05-21-2025, 11:34 AM
(05-21-2025, 12:10 AM)depressedmetalhead Wrote: I've fallen in loveOverall, I like this idea, I just think some of the metaphors don't work quite as strongly as they could together. Always remember... adverbs can sometimes be combined with the word before or after to make it stronger, more impactful, and less clunky. Not always though...
with a bomb, disguised
by glittering diamonds.
Every time I misstep
it ominously rumbles,
the light slowly fading away. ("slowly fading away" is too wordy. I think finding an impactful word it its place would be more effective (dissipating, retreating)
In blindness, I failed to recognize it (the blindness is a bit odd considering you were aware of the glittering diamonds... and the "light fading".. this would not be seen if blind)
now in idiocy, I keep it close. (remove now)
I need the diamonds to live, (why do you need diamonds to live? maybe you could change the diamonds metaphor to something else, and this could clear up some of the other issues above)
but the bomb will surely end me.
My health lays abandoned (lies would be the proper word choice)
as I cradle this explosive,
desperately trying out of love (Desperately trying, adverb check... see below) - I dont feel like this line is as impactful as it could be. "out of love" feels clunky)
to save this bad omen.
ex: gently die: Wither or Slowly fade: Dissipate...

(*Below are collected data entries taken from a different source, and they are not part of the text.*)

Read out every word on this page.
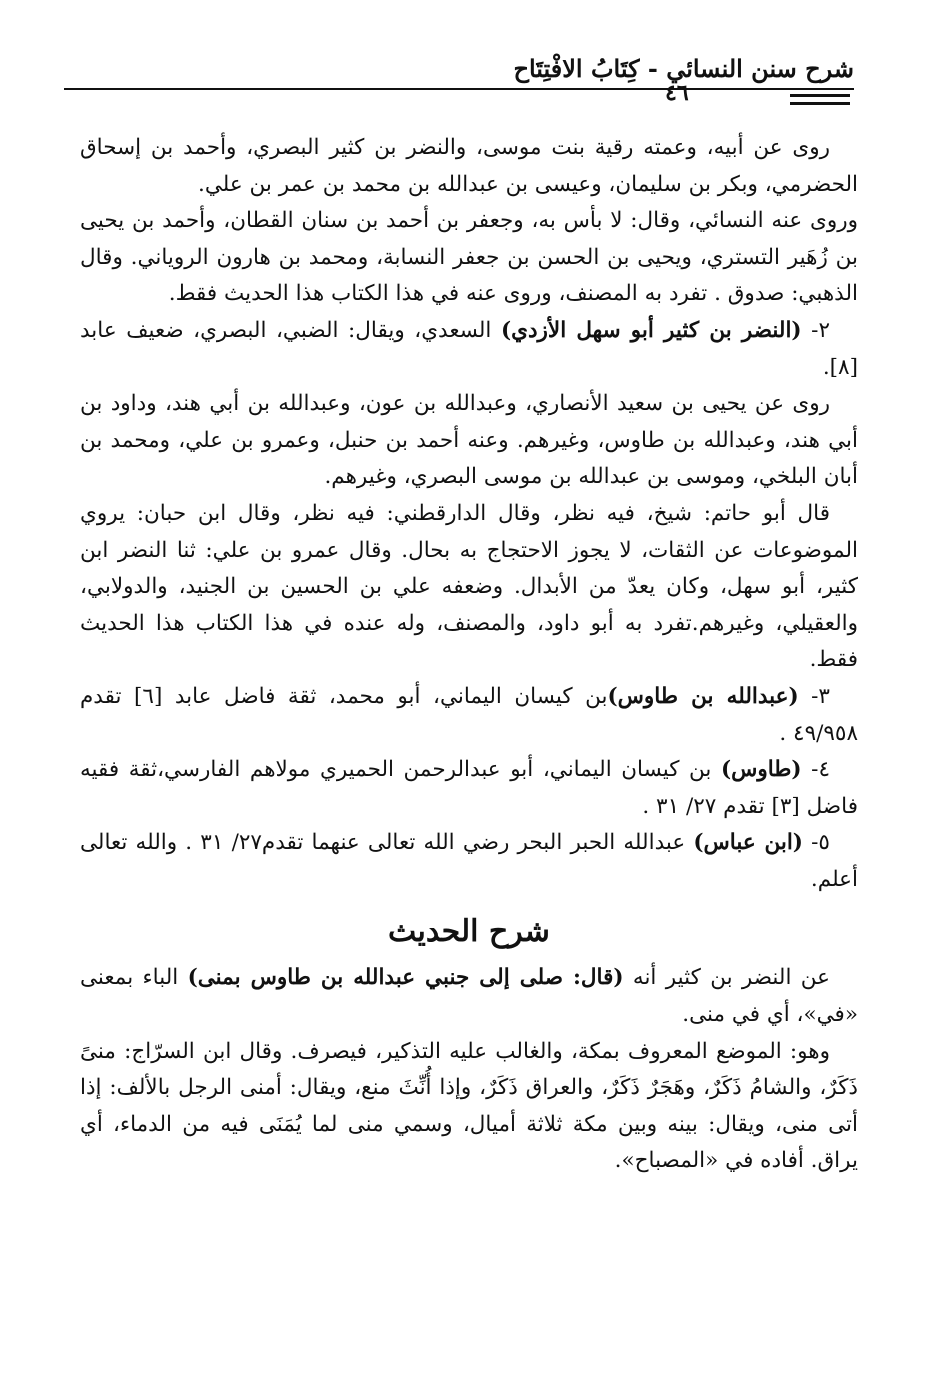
شرح سنن النسائي - كِتَابُ الافْتِتَاح
٤٦

روى عن أبيه، وعمته رقية بنت موسى، والنضر بن كثير البصري، وأحمد بن إسحاق الحضرمي، وبكر بن سليمان، وعيسى بن عبدالله بن محمد بن عمر بن علي.

وروى عنه النسائي، وقال: لا بأس به، وجعفر بن أحمد بن سنان القطان، وأحمد بن يحيى بن زُهَير التستري، ويحيى بن الحسن بن جعفر النسابة، ومحمد بن هارون الروياني. وقال الذهبي: صدوق . تفرد به المصنف، وروى عنه في هذا الكتاب هذا الحديث فقط.

٢- (النضر بن كثير أبو سهل الأزدي) السعدي، ويقال: الضبي، البصري، ضعيف عابد [٨].

روى عن يحيى بن سعيد الأنصاري، وعبدالله بن عون، وعبدالله بن أبي هند، وداود بن أبي هند، وعبدالله بن طاوس، وغيرهم. وعنه أحمد بن حنبل، وعمرو بن علي، ومحمد بن أبان البلخي، وموسى بن عبدالله بن موسى البصري، وغيرهم.

قال أبو حاتم: شيخ، فيه نظر، وقال الدارقطني: فيه نظر، وقال ابن حبان: يروي الموضوعات عن الثقات، لا يجوز الاحتجاج به بحال. وقال عمرو بن علي: ثنا النضر ابن كثير، أبو سهل، وكان يعدّ من الأبدال. وضعفه علي بن الحسين بن الجنيد، والدولابي، والعقيلي، وغيرهم.تفرد به أبو داود، والمصنف، وله عنده في هذا الكتاب هذا الحديث فقط.

٣- (عبدالله بن طاوس)بن كيسان اليماني، أبو محمد، ثقة فاضل عابد [٦] تقدم ٤٩/٩٥٨ .

٤- (طاوس) بن كيسان اليماني، أبو عبدالرحمن الحميري مولاهم الفارسي،ثقة فقيه فاضل [٣] تقدم ٢٧/ ٣١ .

٥- (ابن عباس) عبدالله الحبر البحر رضي الله تعالى عنهما تقدم٢٧/ ٣١ . والله تعالى أعلم.

شرح الحديث

عن النضر بن كثير أنه (قال: صلى إلى جنبي عبدالله بن طاوس بمنى) الباء بمعنى «في»، أي في منى.

وهو: الموضع المعروف بمكة، والغالب عليه التذكير، فيصرف. وقال ابن السرّاج: منىً ذَكَرٌ، والشامُ ذَكَرٌ، وهَجَرٌ ذَكَرٌ، والعراق ذَكَرٌ، وإذا أُنِّثَ منع، ويقال: أمنى الرجل بالألف: إذا أتى منى، ويقال: بينه وبين مكة ثلاثة أميال، وسمي منى لما يُمَنَى فيه من الدماء، أي يراق. أفاده في «المصباح».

Also, watch your "extra words"... usually you will find them at the beginning of lines. This is something I have to be aware of with my own work, as I often use them without realizing it. when I recite the poem without them.. they sound so much more intentional and clean. I have gotten a lot better but its still something I have to be aware of.
keep writing, I love reading your stuff.